There are only thought to be a small number of mountain lions in Rocky Mountain National Park, as they have very large territories. They are elusive and almost never seen. If you are lucky enough to see one, keep your distance. When out hiking on the trail remember to keep children close to you and don't let them run ahead. Jogging is not recommended, as it can trigger a mountain lion’s attack response. If you do have a close encounter, hold your ground or back away slowly. Face the lion and stand upright. Do all you can to appear larger such as raising your arms or holding a stick over your head. If you have children pick them up. If the lion behaves aggressively wave your arms and throw objects at it to convince it that you are not prey and that you may be dangerous. If attacked, fight back! Afterward, notify a ranger of your encounter. Encountering a mountain lion is rare. You are much more likely to be hit by lightning or a falling tree than to be attacked by a lion.
As a general rule there are very few biting insects in Rocky Mountain National Park, which makes hiking here a real pleasure compared to other parks. However, there are times and places where you may encounter swarms of mosquitoes. Apart from the general discomfort they may cause, there is also the possibility that they could carry the West Nile virus. Generally, it is the very young, the elderly, or those with suppressed immune systems who are most likely to be harmed. Nonetheless, it would be wise to protect yourself when you are hiking through areas with large mosquito populations. Cover your skin with clothing they can’t bite through and use some form of mosquito repellent. I also carry a head net for these occasional but uncomfortable situations.
During the spring, sometimes beginning as early as February, ticks will come out in force, particularly in the warmer low-elevation areas. They often hang on the long grasses or on the branches of trees, waiting for a meal to walk by. Ticks in the park may carry Colorado tick fever or Rocky Mountain spotted fever, both of which can cause serious illnesses. There are several things you can do to protect yourself. Firstly, reduce the amount of exposed skin and close off openings to the skin; for example, with long pants that are tucked in at the bottom. You can wear gaiters, put a rubber band around your pant leg, or pull your socks up around the outside of your pant legs. You will also want to wear a long-sleeve shirt, a hat, and something around your neck. Secondly, there are some tick repellents that can be used to make you less attractive. Some are designed for clothing and others for exposed skin. Thirdly and most importantly, as soon as you are done with your hike, check your clothing carefully and then fully check your body. They like to crawl into areas like belly buttons, ears, hair, underarms, and genital areas. The CDC recommends that you put your hiking clothing in the dryer for at least ten minutes on high heat to kill any ticks that may have come home with you.

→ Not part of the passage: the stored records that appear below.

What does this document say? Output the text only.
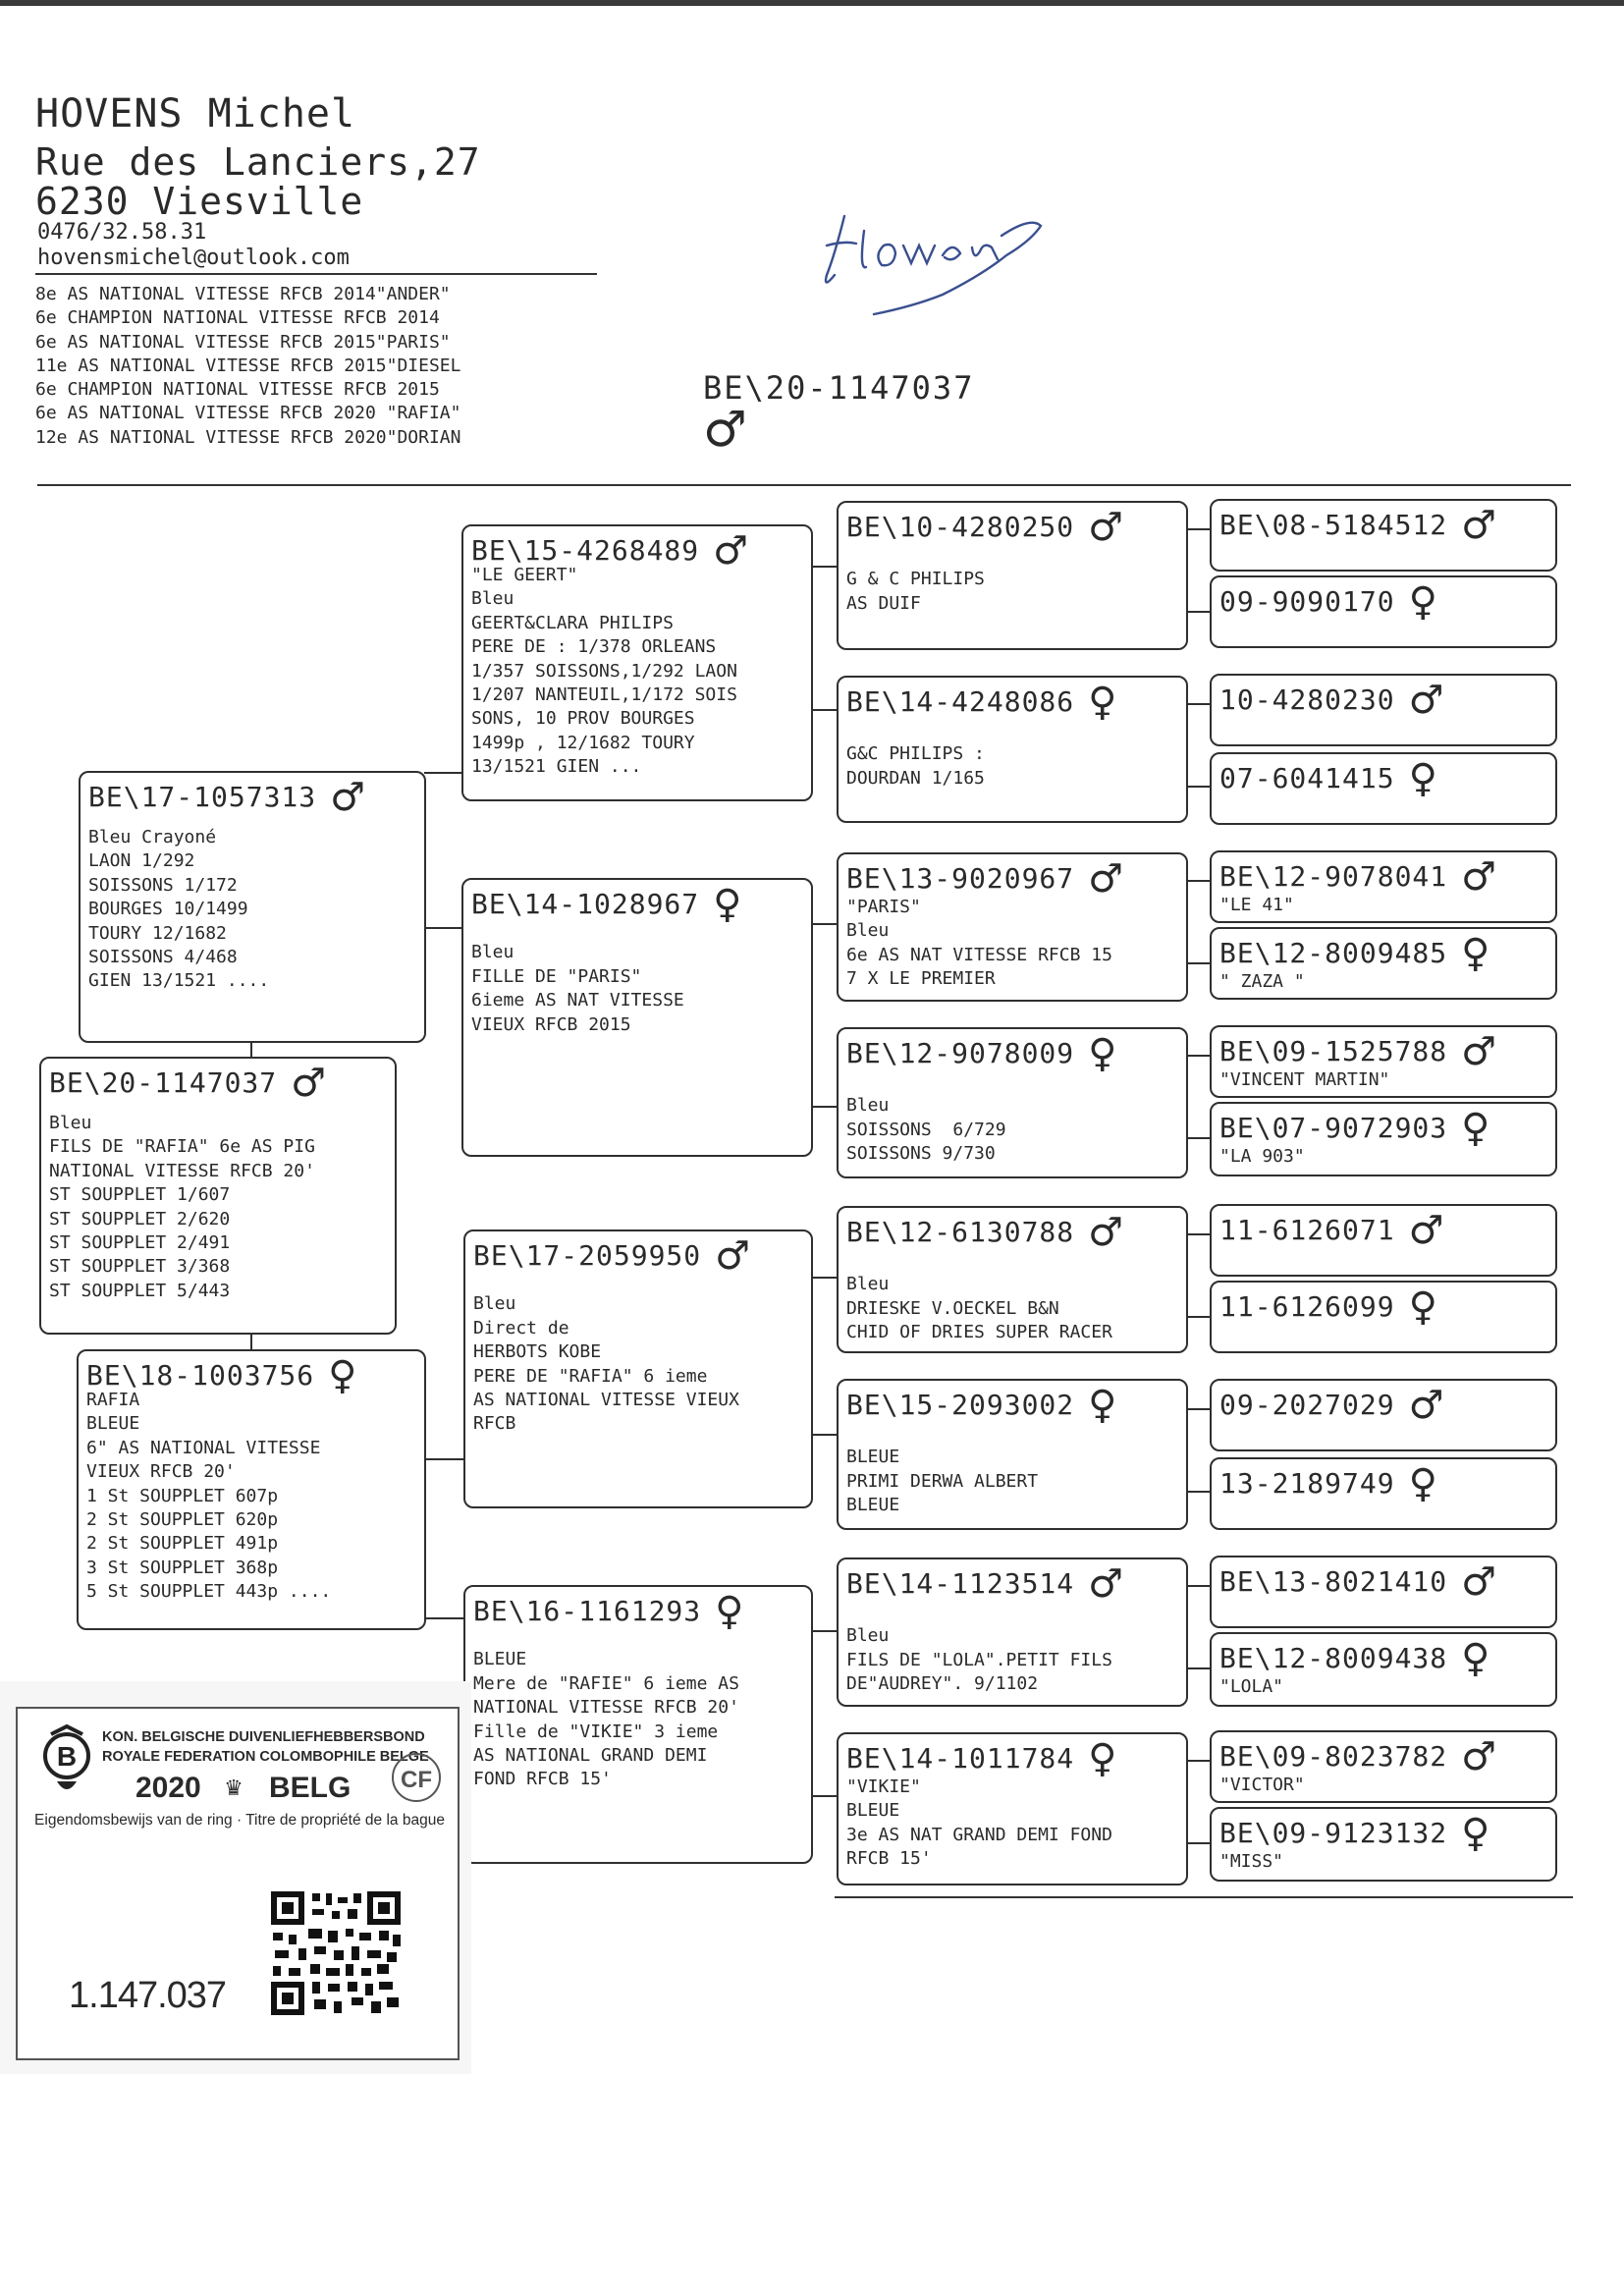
HOVENS Michel
Rue des Lanciers,27
6230 Viesville
0476/32.58.31
hovensmichel@outlook.com
8e AS NATIONAL VITESSE RFCB 2014"ANDER"
6e CHAMPION NATIONAL VITESSE RFCB 2014
6e AS NATIONAL VITESSE RFCB 2015"PARIS"
11e AS NATIONAL VITESSE RFCB 2015"DIESEL
6e CHAMPION NATIONAL VITESSE RFCB 2015
6e AS NATIONAL VITESSE RFCB 2020 "RAFIA"
12e AS NATIONAL VITESSE RFCB 2020"DORIAN
BE\20-1147037
♂
BE\17-1057313 ♂
Bleu Crayoné
LAON 1/292
SOISSONS 1/172
BOURGES 10/1499
TOURY 12/1682
SOISSONS 4/468
GIEN 13/1521 ....
BE\20-1147037 ♂
Bleu
FILS DE "RAFIA" 6e AS PIG
NATIONAL VITESSE RFCB 20'
ST SOUPPLET 1/607
ST SOUPPLET 2/620
ST SOUPPLET 2/491
ST SOUPPLET 3/368
ST SOUPPLET 5/443
BE\18-1003756 ♀
RAFIA
BLEUE
6" AS NATIONAL VITESSE
VIEUX RFCB 20'
1 St SOUPPLET 607p
2 St SOUPPLET 620p
2 St SOUPPLET 491p
3 St SOUPPLET 368p
5 St SOUPPLET 443p ....
BE\15-4268489 ♂
"LE GEERT"
Bleu
GEERT&CLARA PHILIPS
PERE DE : 1/378 ORLEANS
1/357 SOISSONS,1/292 LAON
1/207 NANTEUIL,1/172 SOIS
SONS, 10 PROV BOURGES
1499p , 12/1682 TOURY
13/1521 GIEN ...
BE\14-1028967 ♀

Bleu
FILLE DE "PARIS"
6ieme AS NAT VITESSE
VIEUX RFCB 2015
BE\17-2059950 ♂

Bleu
Direct de
HERBOTS KOBE
PERE DE "RAFIA" 6 ieme
AS NATIONAL VITESSE VIEUX
RFCB
BE\16-1161293 ♀

BLEUE
Mere de "RAFIE" 6 ieme AS
NATIONAL VITESSE RFCB 20'
Fille de "VIKIE" 3 ieme
AS NATIONAL GRAND DEMI
FOND RFCB 15'
BE\10-4280250 ♂

G & C PHILIPS
AS DUIF
BE\14-4248086 ♀

G&C PHILIPS :
DOURDAN 1/165
BE\13-9020967 ♂
"PARIS"
Bleu
6e AS NAT VITESSE RFCB 15
7 X LE PREMIER
BE\12-9078009 ♀

Bleu
SOISSONS  6/729
SOISSONS 9/730
BE\12-6130788 ♂

Bleu
DRIESKE V.OECKEL B&N
CHID OF DRIES SUPER RACER
BE\15-2093002 ♀

BLEUE
PRIMI DERWA ALBERT
BLEUE
BE\14-1123514 ♂

Bleu
FILS DE "LOLA".PETIT FILS
DE"AUDREY". 9/1102
BE\14-1011784 ♀
"VIKIE"
BLEUE
3e AS NAT GRAND DEMI FOND
RFCB 15'
BE\08-5184512 ♂
09-9090170 ♀
10-4280230 ♂
07-6041415 ♀
BE\12-9078041 ♂
"LE 41"
BE\12-8009485 ♀
" ZAZA "
BE\09-1525788 ♂
"VINCENT MARTIN"
BE\07-9072903 ♀
"LA 903"
11-6126071 ♂
11-6126099 ♀
09-2027029 ♂
13-2189749 ♀
BE\13-8021410 ♂
BE\12-8009438 ♀
"LOLA"
BE\09-8023782 ♂
"VICTOR"
BE\09-9123132 ♀
"MISS"
B
KON. BELGISCHE DUIVENLIEFHEBBERSBOND
ROYALE FEDERATION COLOMBOPHILE BELGE
2020	♛ BELG CF
Eigendomsbewijs van de ring · Titre de propriété de la bague
1.147.037
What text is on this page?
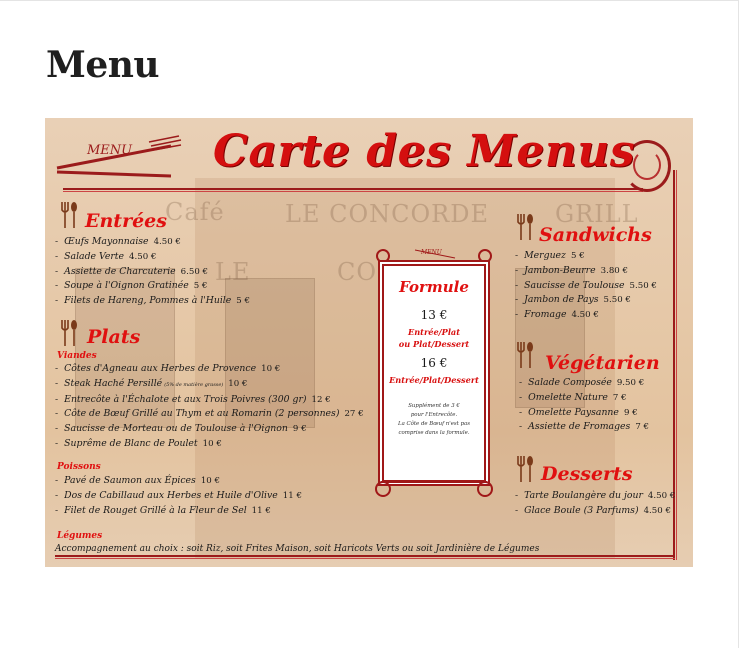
Menu
Café	LE CONCORDE	GRILL
LE	CO
MENU Carte des Menus
Entrées
- Œufs Mayonnaise 4.50 €
- Salade Verte 4.50 €
- Assiette de Charcuterie 6.50 €
- Soupe à l'Oignon Gratinée 5 €
- Filets de Hareng, Pommes à l'Huile 5 €
Plats
Viandes
- Côtes d'Agneau aux Herbes de Provence 10 €
- Steak Haché Persillé (5% de matière grasse) 10 €
- Entrecôte à l'Échalote et aux Trois Poivres (300 gr) 12 €
- Côte de Bœuf Grillé au Thym et au Romarin (2 personnes) 27 €
- Saucisse de Morteau ou de Toulouse à l'Oignon 9 €
- Suprême de Blanc de Poulet 10 €
Poissons
- Pavé de Saumon aux Épices 10 €
- Dos de Cabillaud aux Herbes et Huile d'Olive 11 €
- Filet de Rouget Grillé à la Fleur de Sel 11 €
Légumes
Accompagnement au choix : soit Riz, soit Frites Maison, soit Haricots Verts ou soit Jardinière de Légumes
MENU
Formule
13 €
Entrée/Plat
ou Plat/Dessert
16 €
Entrée/Plat/Dessert
Supplément de 3 €
pour l'Entrecôte.
La Côte de Bœuf n'est pas
comprise dans la formule.
Sandwichs
- Merguez 5 €
- Jambon-Beurre 3.80 €
- Saucisse de Toulouse 5.50 €
- Jambon de Pays 5.50 €
- Fromage 4.50 €
Végétarien
- Salade Composée 9.50 €
- Omelette Nature 7 €
- Omelette Paysanne 9 €
- Assiette de Fromages 7 €
Desserts
- Tarte Boulangère du jour 4.50 €
- Glace Boule (3 Parfums) 4.50 €
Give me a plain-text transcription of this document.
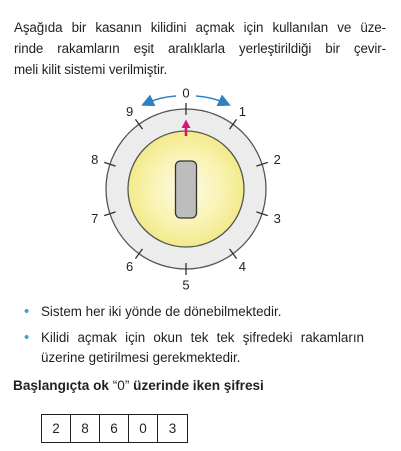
Aşağıda bir kasanın kilidini açmak için kullanılan ve üze-
rinde rakamların eşit aralıklarla yerleştirildiği bir çevir-
meli kilit sistemi verilmiştir.
0
1
2
3
4
5
6
7
8
9
• Sistem her iki yönde de dönebilmektedir.
• Kilidi açmak için okun tek tek şifredeki rakamların
üzerine getirilmesi gerekmektedir.
Başlangıçta ok “0” üzerinde iken şifresi
2	8	6	0	3
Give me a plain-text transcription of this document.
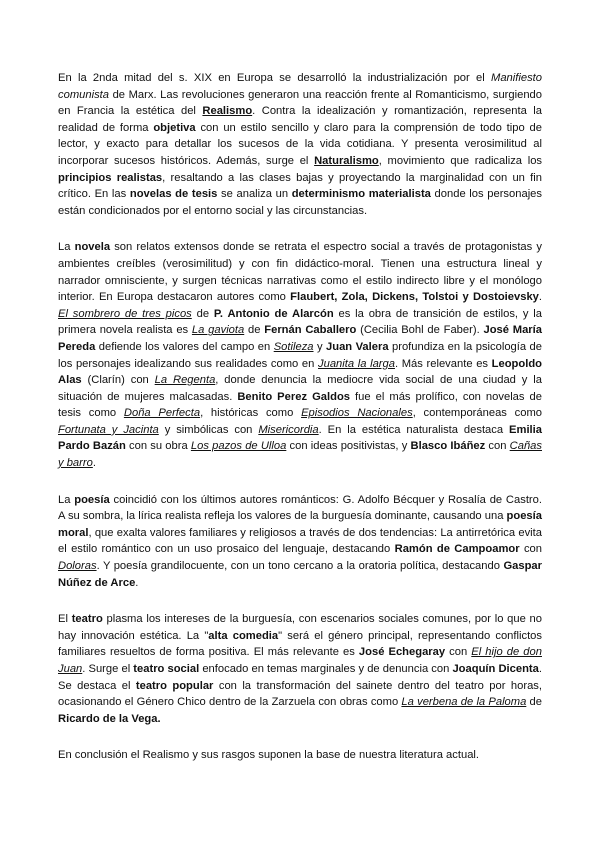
En la 2nda mitad del s. XIX en Europa se desarrolló la industrialización por el Manifiesto comunista de Marx. Las revoluciones generaron una reacción frente al Romanticismo, surgiendo en Francia la estética del Realismo. Contra la idealización y romantización, representa la realidad de forma objetiva con un estilo sencillo y claro para la comprensión de todo tipo de lector, y exacto para detallar los sucesos de la vida cotidiana. Y presenta verosimilitud al incorporar sucesos históricos. Además, surge el Naturalismo, movimiento que radicaliza los principios realistas, resaltando a las clases bajas y proyectando la marginalidad con un fin crítico. En las novelas de tesis se analiza un determinismo materialista donde los personajes están condicionados por el entorno social y las circunstancias.

La novela son relatos extensos donde se retrata el espectro social a través de protagonistas y ambientes creíbles (verosimilitud) y con fin didáctico-moral. Tienen una estructura lineal y narrador omnisciente, y surgen técnicas narrativas como el estilo indirecto libre y el monólogo interior. En Europa destacaron autores como Flaubert, Zola, Dickens, Tolstoi y Dostoievsky. El sombrero de tres picos de P. Antonio de Alarcón es la obra de transición de estilos, y la primera novela realista es La gaviota de Fernán Caballero (Cecilia Bohl de Faber). José María Pereda defiende los valores del campo en Sotileza y Juan Valera profundiza en la psicología de los personajes idealizando sus realidades como en Juanita la larga. Más relevante es Leopoldo Alas (Clarín) con La Regenta, donde denuncia la mediocre vida social de una ciudad y la situación de mujeres malcasadas. Benito Perez Galdos fue el más prolífico, con novelas de tesis como Doña Perfecta, históricas como Episodios Nacionales, contemporáneas como Fortunata y Jacinta y simbólicas con Misericordia. En la estética naturalista destaca Emilia Pardo Bazán con su obra Los pazos de Ulloa con ideas positivistas, y Blasco Ibáñez con Cañas y barro.

La poesía coincidió con los últimos autores románticos: G. Adolfo Bécquer y Rosalía de Castro. A su sombra, la lírica realista refleja los valores de la burguesía dominante, causando una poesía moral, que exalta valores familiares y religiosos a través de dos tendencias: La antirretórica evita el estilo romántico con un uso prosaico del lenguaje, destacando Ramón de Campoamor con Doloras. Y poesía grandilocuente, con un tono cercano a la oratoria política, destacando Gaspar Núñez de Arce.

El teatro plasma los intereses de la burguesía, con escenarios sociales comunes, por lo que no hay innovación estética. La "alta comedia" será el género principal, representando conflictos familiares resueltos de forma positiva. El más relevante es José Echegaray con El hijo de don Juan. Surge el teatro social enfocado en temas marginales y de denuncia con Joaquín Dicenta. Se destaca el teatro popular con la transformación del sainete dentro del teatro por horas, ocasionando el Género Chico dentro de la Zarzuela con obras como La verbena de la Paloma de Ricardo de la Vega.

En conclusión el Realismo y sus rasgos suponen la base de nuestra literatura actual.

If you do find a tick don’t worry, as it generally takes up to a day before they can burrow in enough to transmit disease. If they have begun to bite, you’ll want to remove them with a tweezer, being sure to grab them from the pinchers rather than from their body and making sure to remove all the mouth parts. I then recommend putting them in a Ziplock bag with the date on it and put them in the freezer. That way if any symptoms develop, you can bring the tick in with you for testing. If no illness appears you may use them as condiments. Just kidding! If you experience a fever within two weeks of the bite see your doctor and let them know you were bitten by a tick.